L'art de Walker n'est pas polémique. Il ne dit pas son indignation et ne s'attend à recevoir en retour que des arguments ou un consentement. «Je ne pense pas que mon travail traite effectivement de l’histoire», a déclaré Walker. «Je pense que mon travail est assimilé à l'histoire ou consommé par l'histoire."

Les artistes beaucoup plus âgés ou beaucoup plus jeunes que Walker ne la comprennent souvent pas. Betye Saar, une artiste afro-américaine née en 1926, a mené une campagne d'écriture de lettres pour attaquer Walker et tenter d'empêcher l'exposition de son travail.

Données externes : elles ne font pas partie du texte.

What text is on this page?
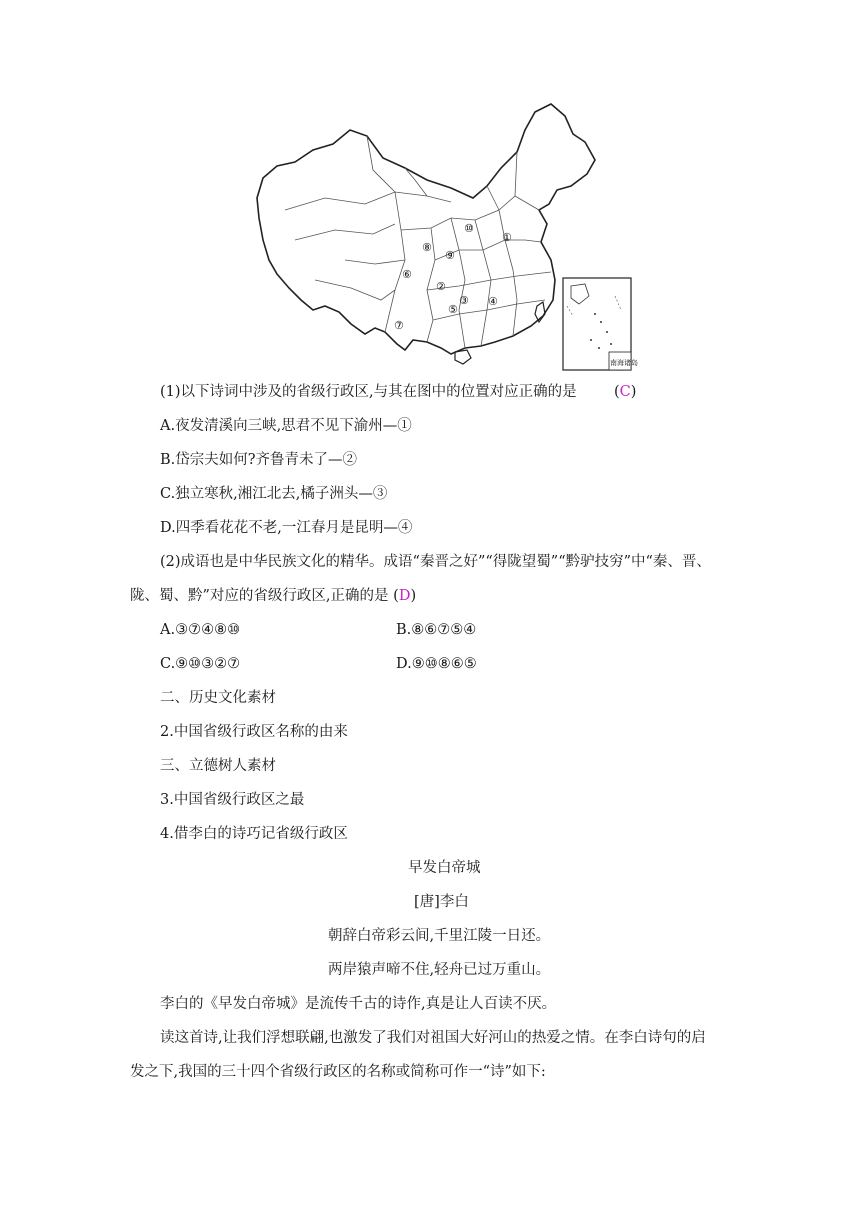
①
②
③ ④
⑤
⑥
⑦
⑧
⑨
⑩
南海诸岛
(1)以下诗词中涉及的省级行政区,与其在图中的位置对应正确的是	(C)
A.夜发清溪向三峡,思君不见下渝州—①
B.岱宗夫如何?齐鲁青未了—②
C.独立寒秋,湘江北去,橘子洲头—③
D.四季看花花不老,一江春月是昆明—④
(2)成语也是中华民族文化的精华。成语“秦晋之好”“得陇望蜀”“黔驴技穷”中“秦、晋、
陇、蜀、黔”对应的省级行政区,正确的是 (D)
A.③⑦④⑧⑩	B.⑧⑥⑦⑤④
C.⑨⑩③②⑦	D.⑨⑩⑧⑥⑤
二、历史文化素材
2.中国省级行政区名称的由来
三、立德树人素材
3.中国省级行政区之最
4.借李白的诗巧记省级行政区
早发白帝城
[唐]李白
朝辞白帝彩云间,千里江陵一日还。
两岸猿声啼不住,轻舟已过万重山。
李白的《早发白帝城》是流传千古的诗作,真是让人百读不厌。
读这首诗,让我们浮想联翩,也激发了我们对祖国大好河山的热爱之情。在李白诗句的启
发之下,我国的三十四个省级行政区的名称或简称可作一“诗”如下:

Et en 1999, Saar a confié à PBS: «J’ai senti que le travail de Kara Walker était en quelque sorte révoltant et négatif et constituait une forme de trahison envers les esclaves, en particulier les femmes et les enfants; que c'était essentiellement pour l'amusement et l'investissement de l'établissement d'art blanc ".

Cette automne, en prévision de son exposition à Sikkema Jenkins, la galerie de New York dont le fondateur l'appelle «la maison que Kara a construite», Walker a publié un communiqué. Il lit en partie:

Je sais ce que vous attendez tous de moi et je me suis plié jusqu'à un certain point. Mais franchement, je suis fatigué, fatigué de me lever, d'être compté, fatigué de "avoir une voix" ou pire "d'être un modèle." Fatigué, c'est vrai, d'être un membre vedette de mon groupe racial et / ou de mon créneau de genre. C’est trop, et j’écris ceci en sachant très bien que mon droit, ma capacité à vivre dans ce pays abandonné en tant que personne (fièrement) racée et sexuée (est pressante) est menacé par des groupes aléatoires de crétins suprémacistes blancs une sorte de notion unifiée de la pureté raciale assortie de drapeaux et de flambeaux et d'impressionnantes démonstrations de sociopathie auteur-victime. Je roule des yeux, croise les bras et attends.

En d'autres termes, elle prend le long terme. Lyric Prince, un artiste afro-américain de 33 ans, n'en a aucune.

Dans une rubrique pour Hyperallergic portant le titre «Cher Kara Walker: Si vous êtes fatigué de rester debout, assieds- toi s'il-te-plaît», Prince réprimande Walker pour avoir fui sa responsabilité envers les artistes qui l'admirent en écrivant avec moquerie: Je vais juste dire: "Eh bien, je vais peindre des petits arbres heureux en ce moment, car le climat politique me stresse et que les gens doivent regarder quelque chose de beau pour changer."

Walker, bien sûr, n'a rien fait de tel. Il est vrai que son spectacle new-yorkais s’est souvent écarté des silhouettes au profit de rendus plus picturaux ou de dessins animés. Mais le travail est toujours aussi complexe et panoramique, les images toujours aussi violentes, sexualisées, scatologiques et horrifiantes, comme toujours.

«Quand les gens disent à [Walker] qu'elle ne représente pas le côté ennoblissant de la vie afro-américaine et qu'elle n'est pas fidèle à l'expérience, elle dit qu'il n'y a pas une seule expérience vraie et il n'y a pas un moyen unique de représenter cela», dit Newman.

«Kara Walker: l'histoire picturale de la guerre de Sécession de Harper (annotée)» est présentée au Smithsonian American Art Museum, situé dans les rues 8th et F, NW, à Washington, DC, jusqu'au 11 mars 2018.